Friends:

A few weeks ago, I asked you to become a supporting subscriber of this newsletter in order to help us expand. I now have some exciting news to share with you: Today, investigative journalist Walker Bragman joins TMI as a contributor, and he has helped us produce a very big story.

That new report is about a landmark environmental case that threatens to set a frightening new precedent allowing private law firms to criminally prosecute fossil fuel industry critics. TMI breaks the news that in this case, a private law firm was appointed by the government to prosecute Chevron’s nemesis — and that same private law firm had done work directly for Chevron.

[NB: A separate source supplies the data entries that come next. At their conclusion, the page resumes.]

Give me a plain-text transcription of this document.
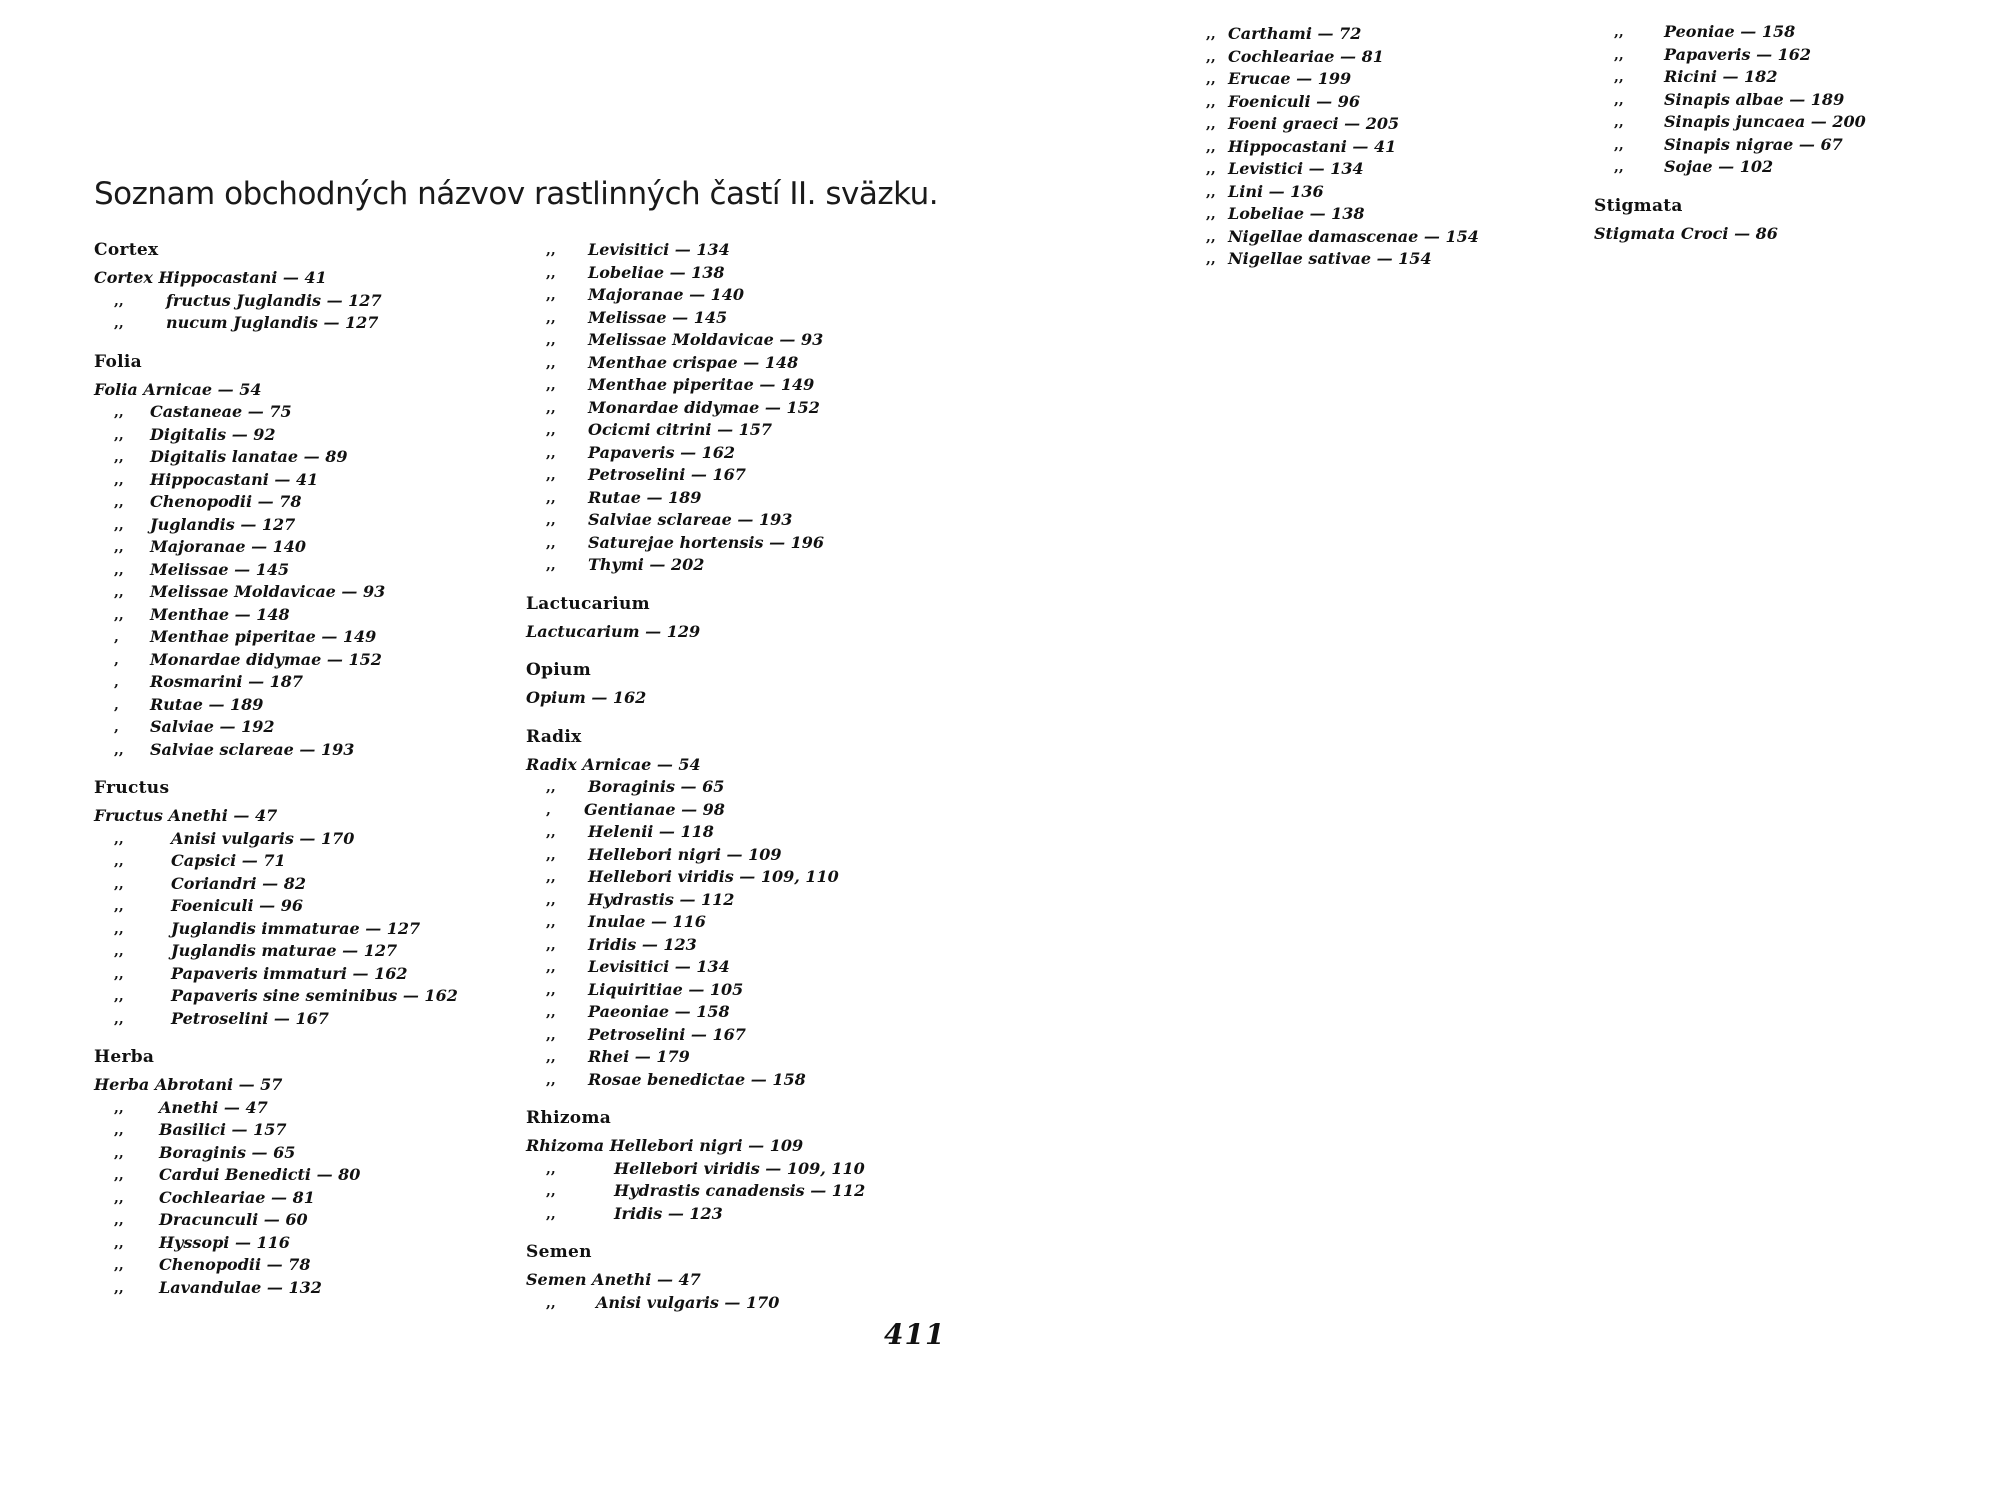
Soznam obchodných názvov rastlinných častí II. sväzku.
Cortex
Cortex Hippocastani — 41
,,	fructus Juglandis — 127
,,	nucum Juglandis — 127
Folia
Folia Arnicae — 54
,, Castaneae — 75
,, Digitalis — 92
,, Digitalis lanatae — 89
,, Hippocastani — 41
,, Chenopodii — 78
,, Juglandis — 127
,, Majoranae — 140
,, Melissae — 145
,, Melissae Moldavicae — 93
,, Menthae — 148
, Menthae piperitae — 149
, Monardae didymae — 152
, Rosmarini — 187
, Rutae — 189
, Salviae — 192
,, Salviae sclareae — 193
Fructus
Fructus Anethi — 47
,,	Anisi vulgaris — 170
,,	Capsici — 71
,,	Coriandri — 82
,,	Foeniculi — 96
,,	Juglandis immaturae — 127
,,	Juglandis maturae — 127
,,	Papaveris immaturi — 162
,,	Papaveris sine seminibus — 162
,,	Petroselini — 167
Herba
Herba Abrotani — 57
,, Anethi — 47
,, Basilici — 157
,, Boraginis — 65
,, Cardui Benedicti — 80
,, Cochleariae — 81
,, Dracunculi — 60
,, Hyssopi — 116
,, Chenopodii — 78
,, Lavandulae — 132
,, Levisitici — 134
,, Lobeliae — 138
,, Majoranae — 140
,, Melissae — 145
,, Melissae Moldavicae — 93
,, Menthae crispae — 148
,, Menthae piperitae — 149
,, Monardae didymae — 152
,, Ocicmi citrini — 157
,, Papaveris — 162
,, Petroselini — 167
,, Rutae — 189
,, Salviae sclareae — 193
,, Saturejae hortensis — 196
,, Thymi — 202
Lactucarium
Lactucarium — 129
Opium
Opium — 162
Radix
Radix Arnicae — 54
,, Boraginis — 65
, Gentianae — 98
,, Helenii — 118
,, Hellebori nigri — 109
,, Hellebori viridis — 109, 110
,, Hydrastis — 112
,, Inulae — 116
,, Iridis — 123
,, Levisitici — 134
,, Liquiritiae — 105
,, Paeoniae — 158
,, Petroselini — 167
,, Rhei — 179
,, Rosae benedictae — 158
Rhizoma
Rhizoma Hellebori nigri — 109
,,	Hellebori viridis — 109, 110
,,	Hydrastis canadensis — 112
,,	Iridis — 123
Semen
Semen Anethi — 47
,,	Anisi vulgaris — 170
,, Carthami — 72
,, Cochleariae — 81
,, Erucae — 199
,, Foeniculi — 96
,, Foeni graeci — 205
,, Hippocastani — 41
,, Levistici — 134
,, Lini — 136
,, Lobeliae — 138
,, Nigellae damascenae — 154
,, Nigellae sativae — 154
,,	Peoniae — 158
,,	Papaveris — 162
,,	Ricini — 182
,,	Sinapis albae — 189
,,	Sinapis juncaea — 200
,,	Sinapis nigrae — 67
,,	Sojae — 102
Stigmata
Stigmata Croci — 86
411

The story was co-published by Jacobin and The American Prospect — you can click here to read it, or check out an excerpt below.

Let me reiterate: supporting subscribers have allowed us to expand and do this kind of deep-dive reporting. Please go to sirota.substack.com/subscribe to become a supporting subscriber to help us sustain this work.

Thank you for considering this request — we are working as hard as we can to create a model for grassroots-funded journalism that scrutinizes power. Onward.

Rock the boat,

Sirota

By David Sirota and Walker Bragman

In recent years, the American government has given the fossil fuel industry hundreds of billions of dollars of subsidies and opened up wide swaths of public land for drilling. Now, as the climate crisis worsens, a federal judge has given a private corporate law firm with ties to fossil fuel companies the power to criminally prosecute one of the industry’s biggest foes—a lawyer who notched one of history’s biggest legal victories against a major oil company.

In 2011, Steven Donziger led the legal team that secured a $9.5 billion judgment against Chevron for polluting the Amazon rainforest in Ecuador. Chevron has not paid that claim, and last year a judge appointed a private law firm to criminally prosecute Donziger for a contempt charge in a countersuit filed by Chevron in federal court in Manhattan. That law firm, Seward & Kissel LLP, has represented Chevron itself as recently as 2018, according to recent court documents.

Put another way: The government has taken the extraordinary step of giving prosecutorial power to a law firm that has worked for Chevron—and is allowing that prosecutorial power to be aimed at Chevron’s chief adversary, who has been under house arrest for the past year.